He’s gotta do something.

Mike Bloomberg may have aided Manhattan in its transition from bright, shiny tourist destination to ultra-swank playground for billionaires and their corporations, but when it comes to supporting all his constituents, nobody’s ever accused ol’ Billionaire Bloomie of being a man of the people. With a TV network already bearing his name and a wealth of TV shows that take place in what will soon no longer be his city to run, we wonder how Mike might fare were his career to take a sharp turn in its second (or is it his third?) act. Take a look at how he’d react if he were to find himself sharing apartments, elevators, and limos with some of his city’s most famous faces.

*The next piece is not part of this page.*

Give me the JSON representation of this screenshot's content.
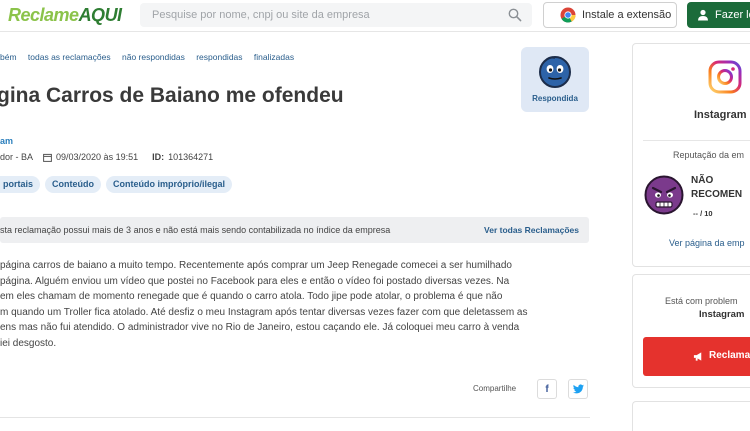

When Jessa reveals herself to be, in no uncertain terms, not exactly the working type, her uncle Mike fires her from his property development company. She’s late, her office always smells like patchouli, and he’s had to hire an intern whose sole responsibility it is just to get his Eames chair cleaned every time she stays late with that architect with the lazy eye. He hires her friend, Hannah, the one with the ill-fitting clothing, whose social graces leave something to be desired. She shows up on time, but the cleaning bill, mysteriously remains the same.

Mad Men

Don Draper isn’t a man who takes bribes, but he is a man who takes money for good work. Mayor Mike Bloomberg is a man who can pay for good work — the best — and he expects it. After a series of career missteps — a few allegations of racism here, a few handsy moments at the Playboy club there — the politician is looking for a career revamp that only Sterling-Cooper can provide. Their meeting at the 21 Club goes as well as can be expected. They get talk politics, women, get drunk on Manhattans. “It’s funny,” says Mike. “You keep trying to fill your glass with something that will never be yours; I keep trying to pretend I’m not in charge of something I already own.”

Sesame Street

Eight may be great, but Mike Bloomberg doesn’t want to teach your grubby child to count to eight. Americans didn’t reach the moon by counting to eight; we sure as hell didn’t cure polio by counting to eight. We have to aim higher, says Platinum Mike.  Following his departure from office, in what has become the longest episode of any television show to date, the erstwhile mayor teaches a group of preschoolers to count to a million with no accompanying song.